Correlation Between TRON and Hennessy Stance
Can any of the company-specific risk be diversified away by investing in both TRON and Hennessy Stance at the same time? Although using a correlation coefficient on its own may not help to predict future stock returns, this module helps to understand the diversifiable risk of combining TRON and Hennessy Stance into the same portfolio, which is an essential part of the fundamental portfolio management process.
By analyzing existing cross correlation between TRON and Hennessy Stance ESG, you can compare the effects of market volatilities on TRON and Hennessy Stance and check how they will diversify away market risk if combined in the same portfolio for a given time horizon. You can also utilize pair trading strategies of matching a long position in TRON with a short position of Hennessy Stance. Check out your portfolio center. Please also check ongoing floating volatility patterns of TRON and Hennessy Stance.
Diversification Opportunities for TRON and Hennessy Stance
0.3 | Correlation Coefficient |
Weak diversification
The 3 months correlation between TRON and Hennessy is 0.3. Overlapping area represents the amount of risk that can be diversified away by holding TRON and Hennessy Stance ESG in the same portfolio, assuming nothing else is changed. The correlation between historical prices or returns on Hennessy Stance ESG and TRON is a relative statistical measure of the degree to which these equity instruments tend to move together. The correlation coefficient measures the extent to which returns on TRON are associated (or correlated) with Hennessy Stance. Values of the correlation coefficient range from -1 to +1, where. The correlation of zero (0) is possible when the price movement of Hennessy Stance ESG has no effect on the direction of TRON i.e., TRON and Hennessy Stance go up and down completely randomly.
Pair Corralation between TRON and Hennessy Stance
Assuming the 90 days trading horizon TRON is expected to under-perform the Hennessy Stance. In addition to that, TRON is 5.26 times more volatile than Hennessy Stance ESG. It trades about -0.03 of its total potential returns per unit of risk. Hennessy Stance ESG is currently generating about 0.15 per unit of volatility. If you would invest 3,089 in Hennessy Stance ESG on October 27, 2024 and sell it today you would earn a total of 64.00 from holding Hennessy Stance ESG or generate 2.07% return on investment over 90 days.

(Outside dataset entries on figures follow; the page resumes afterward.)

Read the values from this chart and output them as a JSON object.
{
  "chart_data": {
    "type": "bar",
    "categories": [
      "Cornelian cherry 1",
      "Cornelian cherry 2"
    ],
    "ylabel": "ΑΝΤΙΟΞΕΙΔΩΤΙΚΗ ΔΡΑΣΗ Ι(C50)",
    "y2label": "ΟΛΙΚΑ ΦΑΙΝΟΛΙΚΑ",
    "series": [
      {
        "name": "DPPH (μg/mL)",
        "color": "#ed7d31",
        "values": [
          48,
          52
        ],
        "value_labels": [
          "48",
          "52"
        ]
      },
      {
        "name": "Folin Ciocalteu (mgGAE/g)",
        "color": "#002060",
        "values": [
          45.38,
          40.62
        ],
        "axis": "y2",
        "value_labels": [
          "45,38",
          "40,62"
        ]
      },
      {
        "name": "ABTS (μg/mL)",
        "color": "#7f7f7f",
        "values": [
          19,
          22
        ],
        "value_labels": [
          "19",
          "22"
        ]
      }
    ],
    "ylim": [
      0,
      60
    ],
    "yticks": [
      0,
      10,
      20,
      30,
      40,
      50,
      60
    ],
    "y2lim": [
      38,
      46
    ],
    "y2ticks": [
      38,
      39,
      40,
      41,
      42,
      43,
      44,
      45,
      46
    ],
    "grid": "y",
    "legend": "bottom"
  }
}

Time Period | 3 Months [change] |
Direction | Moves Together |
Strength | Very Weak |
Accuracy | 90.48% |
Values | Daily Returns |
TRON vs. Hennessy Stance ESG
Performance |
Timeline |
TRON |
Hennessy Stance ESG |
TRON and Hennessy Stance Volatility Contrast
Predicted Return Density |
Returns |
Pair Trading with TRON and Hennessy Stance
The main advantage of trading using opposite TRON and Hennessy Stance positions is that it hedges away some unsystematic risk. Because of two separate transactions, even if TRON position performs unexpectedly, Hennessy Stance can make up some of the losses. Pair trading also minimizes risk from directional movements in the market. For example, if an entire industry or sector drops because of unexpected headlines, the short position in Hennessy Stance will offset losses from the drop in Hennessy Stance's long position.The idea behind TRON and Hennessy Stance ESG pairs trading is to make the combined position market-neutral, meaning the overall market's direction will not affect its win or loss (or potential downside or upside). This can be achieved by designing a pairs trade with two highly correlated stocks or equities that operate in a similar space or sector, making it possible to obtain profits through simple and relatively low-risk investment.Hennessy Stance vs. iShares ESG Screened | Hennessy Stance vs. Innovator Equity Accelerated | Hennessy Stance vs. iShares ESG Screened | Hennessy Stance vs. Innovator Equity Accelerated |
Check out your portfolio center.Note that this page's information should be used as a complementary analysis to find the right mix of equity instruments to add to your existing portfolios or create a brand new portfolio. You can also try the Portfolio Suggestion module to get suggestions outside of your existing asset allocation including your own model portfolios.